As computers and hard drives become increasingly unreliable, experienced users try different backup software to insure them against data loss and system failure. Similar to all other types of software, one backup software package rarely fits all purposes and depending on the user's setting, several backup utilities may become necessary. For example, users often need one backup tool for their server appliance and one for each personal computer.

On the PC backup market, one may find various pc backup software providers with different strengths in each product. The typical PC user would want their system, application, and files backed up on a regular basis. Usually a simple disk image is enough but more advanced users with more files than the average user may want to invest in good file backup software.

Users with extraordinary large amounts of information may want to look into the backup compression features of their backup software. Compression usually works well on applications, text, PDF, word documents, system files, and other documents with a small noise ratio. Music and video generally do not compress well due to the nature of the information stored within.

Generally speaking, file backup and data backup are key ingredients of a server backup software package. More important than disk imaging on servers is the ability to handle files in configurable ways. A recent trend has been to skip disk imaging, or to limit it to system partitions, and to focus on more efficient ways to process files, since data files are the vast majority of data volumes stored on servers.

Disk imaging is critical on workstations since users rarely deploy file backup software to protect their data. Usually disk imaging is applied on an entire physical hard drive, but it can technically be applied to separate partitions as well, such as a single drive letter. The advantage of drive imaging is that it creates an exact byte-level copy of the information, including hidden file system information, such as residues of deleted files.

Virtual machine backup is a new phenomenon, such as the backup of a virtual machine in Microsoft Hyper-V Server 2008 R2. To back up a virtual machine while running, specialized virtual backup software is needed that generates a VHD backup that is crash consistent. A simple VM backup script is usually not adequate.

In order to backup Hyper-V Server 2008 R2, the backup tool needs to aware and custom-made to fit into the limited operating system landscape created by Microsoft. Because Core Installations are very limited in their operating system features, regular tools will not work and specialized Hyper-V backup software needs to be purchased.

In general terms, virtual server backup does copy virtual server files and settings. To copy virtual machines, one needs to either take them offline from the virtual host server, or a dedicated backup software needs to be applied that works closely with the virtual host server system to access the underlying virtual disks.

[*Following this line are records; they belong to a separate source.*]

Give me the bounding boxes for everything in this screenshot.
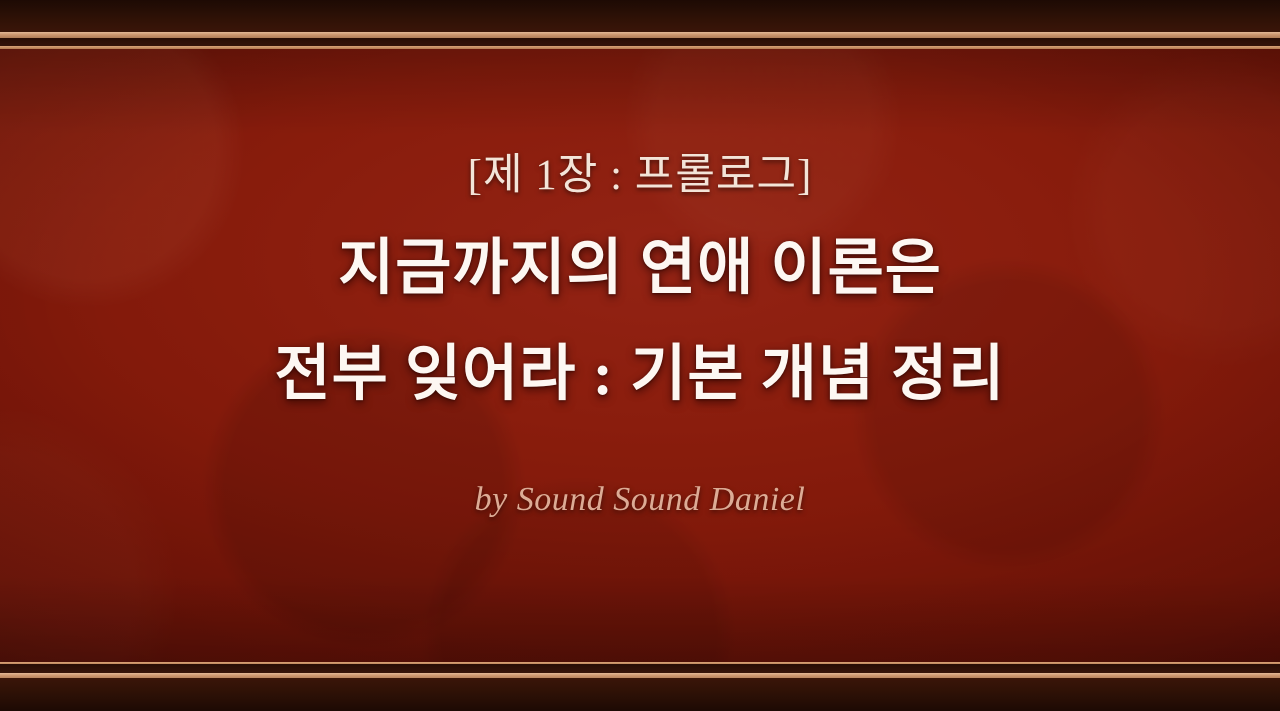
title-content: [제 1장 : 프롤로그] 지금까지의 연애 이론은 전부 잊어라 : 기본 개…: [0, 0, 1280, 711]
title-card: [제 1장 : 프롤로그] 지금까지의 연애 이론은 전부 잊어라 : 기본 개…: [0, 0, 1280, 711]
title-line-2: 전부 잊어라 : 기본 개념 정리: [275, 343, 1006, 407]
chapter-label: [제 1장 : 프롤로그]: [468, 152, 813, 199]
title-line-1: 지금까지의 연애 이론은: [338, 237, 942, 301]
byline: by Sound Sound Daniel: [475, 481, 806, 519]
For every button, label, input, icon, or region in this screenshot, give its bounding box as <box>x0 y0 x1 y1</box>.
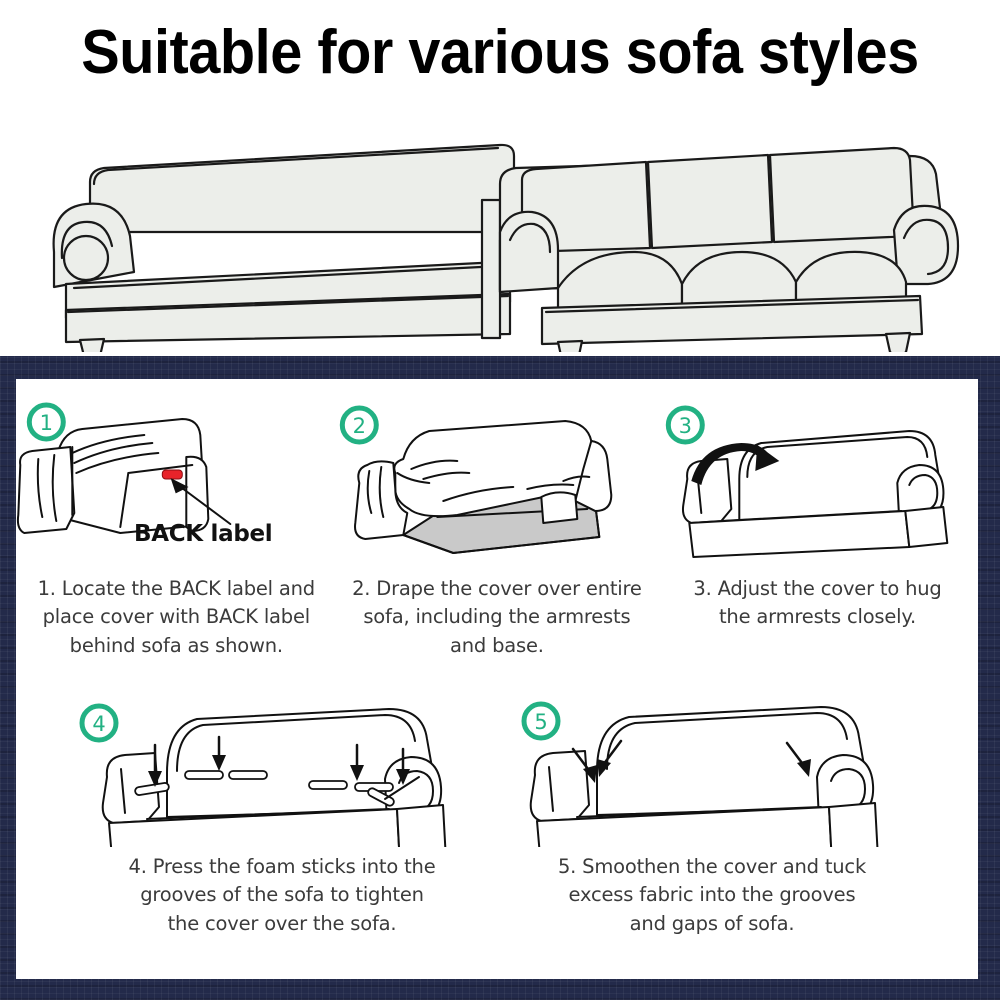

USB backup software has become very popular due to the proliferation of external hard disks. External hard drive backups are beneficial even to small and medium-sized companies because the cost per gigabyte is generally very low and the transfer speeds are phenomenal, especially with the recent innovation of USB 3.0.
In order to minimize the space required for backups, users often deploy a differential backup strategy, which compares the current state of a hard drive to that of the first backup run. A differential backup can also be restored relatively quickly because it is generally applied after the first backup has been restored.

The latest innovation in the industry is delta compression, also known as file version differencing, which essentially reduces backup storage requirements to a bare minimum. Delta compression is applied in many areas but is has been predominantly popular on servers with high activity.